Scaling policies allow you to manage all your workloads centrally. You can apply the same settings to multiple workloads simultaneously or create custom policies with different settings and apply them to multiple workloads simultaneously.

When you start using the Workload Autoscaler component, all your workloads will automatically have a default scaling policy using our default settings. When a new workload appears in the cluster, it will automatically be assigned to the default policy.

Policy settings

You can configure the following settings in your scaling policies:

  1. Automatically optimize workloads: Specify whether recommendations should be automatically applied to all workloads associated with the scaling policy. This feature enables automation only when enough data is available to make informed recommendations.

  2. Recommendation percentile: Determine which percentile CAST AI will recommend, considering the last day of usage. The recommendation will be the average target percentile across all pods spanning the recommendation period. Setting the percentile to 100% will use the maximum observed value over the period instead of the average of all pods.

  3. Overhead: Specify how much extra resource should be added to the recommendation. By default, it's set to 10% for memory and 0% for CPU.

  4. Autoscaler mode: Choose between immediate or deferred mode.

    • Immediate: Apply recommendations when the thresholds are passed. This can cause pod restarts.
    • Deferred: Apply recommendations only on natural pod restarts.
      Read more about the differences between these two autoscaler modes here: Scaling modes.
  5. Optimization threshold: When automation is enabled, and Workload Autoscaler works in immediate mode, this value sets the difference between the current pod requests and the new recommendation so that the recommendation is applied immediately. The default value for both memory and CPU is 10%.

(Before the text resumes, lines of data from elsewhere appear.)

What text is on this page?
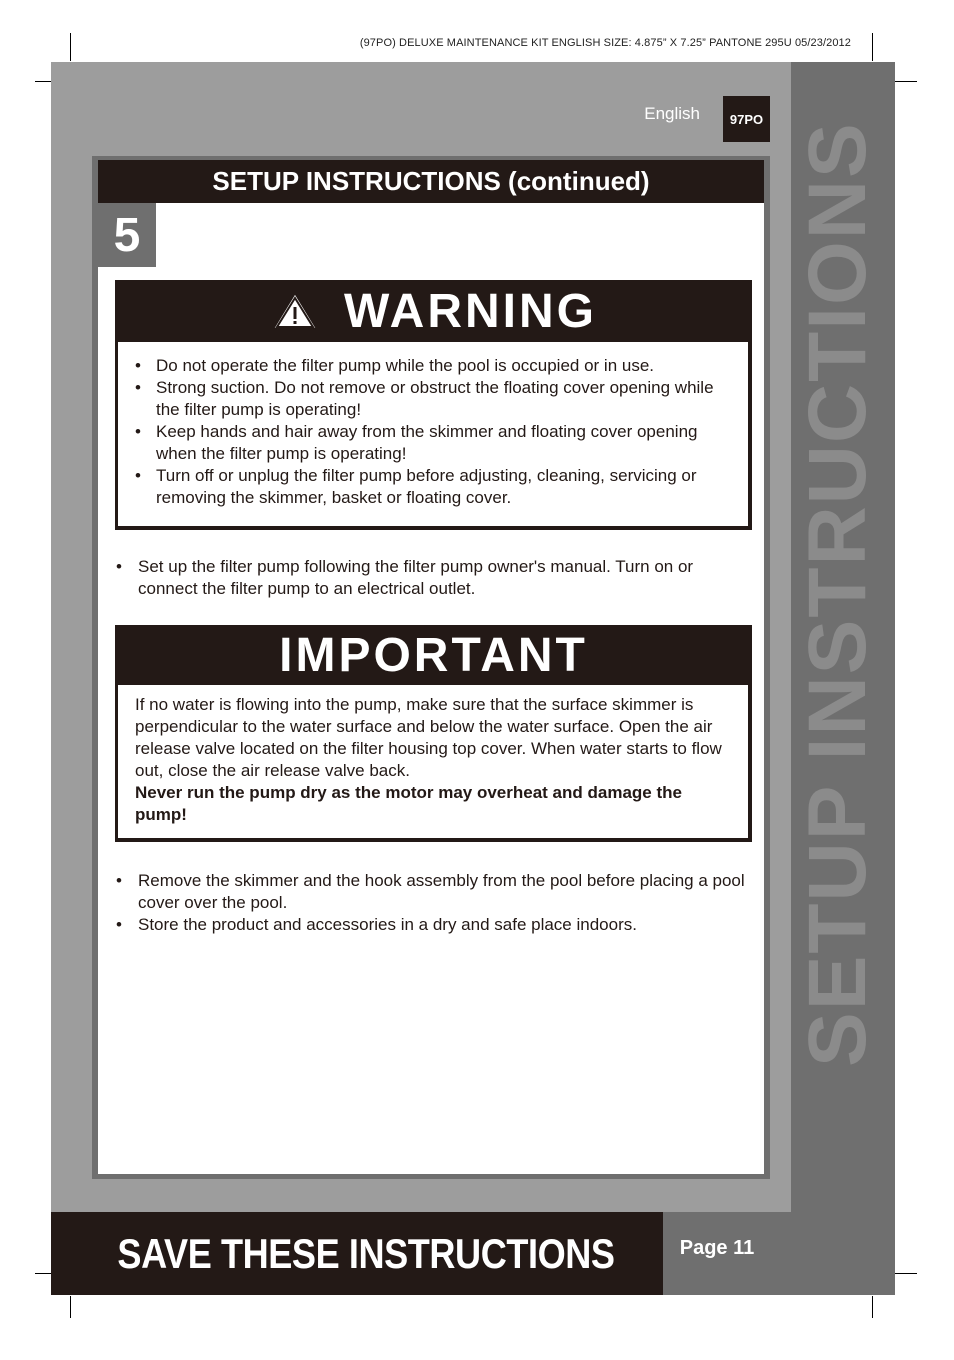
(97PO) DELUXE MAINTENANCE KIT ENGLISH SIZE: 4.875” X 7.25” PANTONE 295U 05/23/2012
SETUP INSTRUCTIONS
English	97PO
SETUP INSTRUCTIONS (continued)
5
WARNING
• Do not operate the filter pump while the pool is occupied or in use.
• Strong suction. Do not remove or obstruct the floating cover opening while the filter pump is operating!
• Keep hands and hair away from the skimmer and floating cover opening when the filter pump is operating!
• Turn off or unplug the filter pump before adjusting, cleaning, servicing or removing the skimmer, basket or floating cover.
• Set up the filter pump following the filter pump owner's manual. Turn on or connect the filter pump to an electrical outlet.
IMPORTANT

If no water is flowing into the pump, make sure that the surface skimmer is perpendicular to the water surface and below the water surface. Open the air release valve located on the filter housing top cover. When water starts to flow out, close the air release valve back.

Never run the pump dry as the motor may overheat and damage the pump!

• Remove the skimmer and the hook assembly from the pool before placing a pool cover over the pool.
• Store the product and accessories in a dry and safe place indoors.
SAVE THESE INSTRUCTIONS	Page 11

Creating a new scaling policy

To create a new scaling policy:

  1. From the left-hand menu in the CAST AI Console, navigate to Workload autoscaler, then Scaling policies, and click Create scaling policy.
  2. Set your desired settings by referring to the section above.
  3. Choose workloads from the list to associate with this policy.
  4. Save the configuration.

Applying scaling policies

Once you have all the required scaling policies, you can switch the policies for your workloads. You can do that in batches or for individual workloads:

  1. Batch application:

    • Select multiple workloads in the table.
    • Click "Assign the policy."
    • Choose the policy you want to use.
    • Save your changes.
  2. Individual application:

    • Open the workload drawer for a specific workload.
    • Choose a new policy in the drop-down list.
    • Save the changes.

When a policy changes, the new configuration settings will impact future recommendations. The latest data will show updated values on workload recommendation graphs.

Scaling policy behavior

If the configured scaling policy is suitable for your workloads, you can enable scaling in two ways:

  1. Globally via the scaling policy itself: Enable "Automatically Optimize Workloads." This will enable scaling only for workloads with enough data. Workloads that aren't ready will be checked later and enabled once the platform has enough data. When this setting is enabled on the default scaling policy, every new workload created in the cluster will be scaled automatically once sufficient data is available.

  2. Directly from the workload: Once enabled, autoscaling will start immediately (depending on the autoscaler mode chosen at the policy level).

By effectively using scaling policies, you can streamline workload management and ensure consistent optimization across your cluster.